Launching Kubernetes and building a new distributed service is relatively easy (inasmuch as this can be said for such a service: you can’t beat [CAP theorem](https://en.wikipedia.org/wiki/CAP_theorem)). However, we need to integrate container management with our existing platform and infrastructure. Some components of the platform are better served by VMs, and we need the ability to containerize services iteratively.
We broke this integration problem down into four categories:
1. 1.Service control and deployment
2. 2.Inter-service communication
3. 3.Infrastructure integration
4. 4.Engineering support and education
**Service Control and Deployment**
We use a custom extension of [Capistrano](https://github.com/capistrano/capistrano) (we call it ‘Skycap’) to deploy services and manage those services at runtime. It is important for us to manage both containerized and classic services through a single, well-established framework. We also need to isolate Skycap from the inevitable breaking changes inherent in an actively-developed tool like Kubernetes.
To handle this, we use wrappers in to our service control framework that isolate kubectl behind Skycap and handle issues like ignoring spurious log messages.
Deployment adds a layer of complexity for us. Docker images are a great way to package software, but historically, we’ve deployed from source, not packages. Our engineering team expects that making changes to source is sufficient to get their work released; devs don’t expect to handle additional packaging steps. Rather than rebuild our entire deployment and orchestration framework for the sake of containerization, we use a continuous integration pipeline for our containerized services. We automatically build a new Docker image for every commit to a project, and then we tag it with the Mercurial (Hg) changeset number of that commit. On the Skycap side, a deployment from a specific Hg revision will then pull the Docker images that are tagged with that same revision number.
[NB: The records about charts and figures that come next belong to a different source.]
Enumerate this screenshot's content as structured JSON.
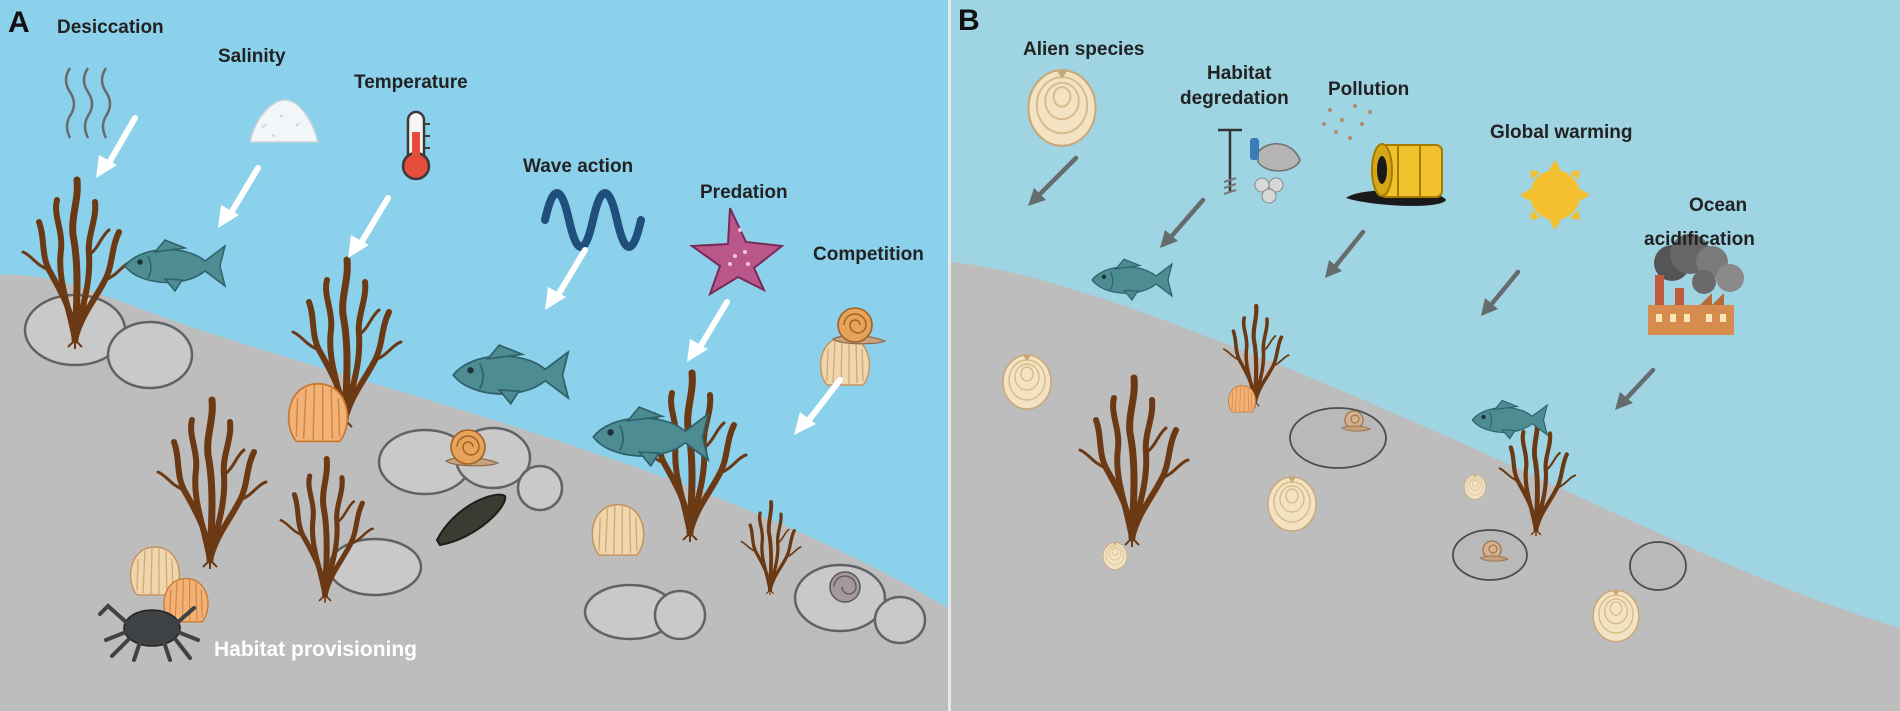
{
  "panels": {
    "a": {
      "letter": "A",
      "stressors": [
        "Desiccation",
        "Salinity",
        "Temperature",
        "Wave action",
        "Predation",
        "Competition"
      ],
      "function_label": "Habitat provisioning"
    },
    "b": {
      "letter": "B",
      "stressors": [
        "Alien species",
        "Habitat",
        "degredation",
        "Pollution",
        "Global warming",
        "Ocean",
        "acidification"
      ]
    }
  },
  "colors": {
    "water_a": "#8cd1ec",
    "water_b": "#9fd5e3",
    "seabed": "#bdbdbd",
    "kelp": "#6b3a14",
    "arrow_a": "#ffffff",
    "arrow_b": "#666b6e"
  },
  "icons": [
    "heat-waves-icon",
    "salt-pile-icon",
    "thermometer-icon",
    "wave-icon",
    "starfish-icon",
    "snail-icon",
    "fish-icon",
    "kelp-icon",
    "cockle-shell-icon",
    "mussel-icon",
    "crab-icon",
    "alien-shell-icon",
    "dredge-tool-icon",
    "oil-barrel-icon",
    "sun-icon",
    "factory-icon"
  ]
}
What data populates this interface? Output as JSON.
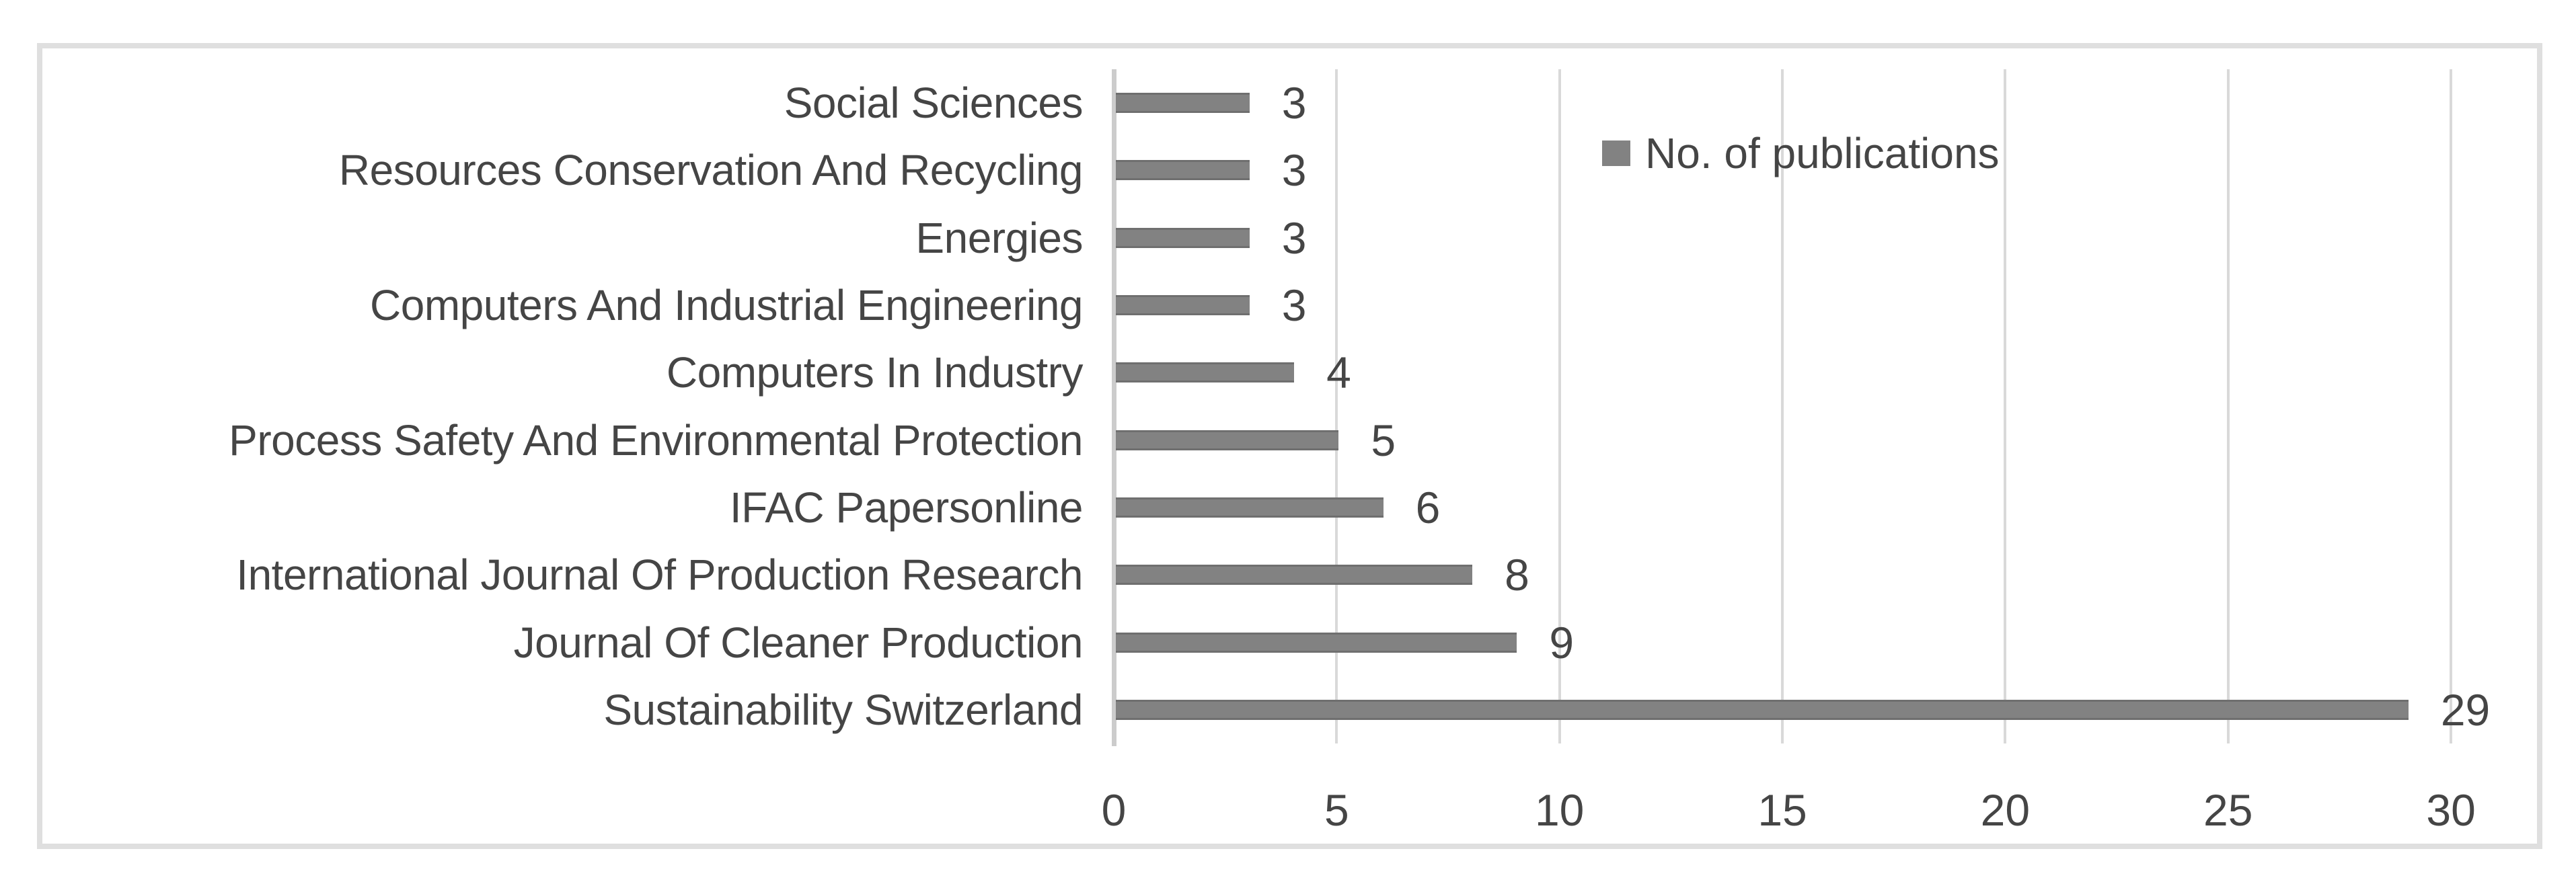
{
  "chart_data": {
    "type": "bar",
    "orientation": "horizontal",
    "title": "",
    "legend": "No. of publications",
    "legend_position": "inside-top-right",
    "categories": [
      "Social Sciences",
      "Resources Conservation And Recycling",
      "Energies",
      "Computers And Industrial Engineering",
      "Computers In Industry",
      "Process Safety And Environmental Protection",
      "IFAC Papersonline",
      "International Journal Of Production Research",
      "Journal Of Cleaner Production",
      "Sustainability Switzerland"
    ],
    "values": [
      3,
      3,
      3,
      3,
      4,
      5,
      6,
      8,
      9,
      29
    ],
    "data_labels_shown": true,
    "xlabel": "",
    "ylabel": "",
    "xlim": [
      0,
      30
    ],
    "x_ticks": [
      0,
      5,
      10,
      15,
      20,
      25,
      30
    ],
    "grid": "vertical",
    "colors": {
      "bar": "#828282",
      "gridline": "#d9d9d9",
      "axis_line": "#cccccc",
      "text": "#454545",
      "frame_border": "#dfdfdf",
      "background": "#ffffff"
    }
  }
}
We reuse container images across multiple environments. This requires environment-specific configuration to be injected into each container instance. Until recently, we used similar source-based principles to inject these configuration values: each container would copy relevant configuration files from Hg by cURL-ing raw files from the repo at run time. Network availability and variability are a challenge best avoided, though, so we now load the configuration into Kubernetes’ [**ConfigMap**](https://kubernetes.io/blog/2016/04/configuration-management-with-containers) feature. This not only simplifies our Docker images, but it also makes pod startup faster and more predictable (because containers don’t have to download files from Hg).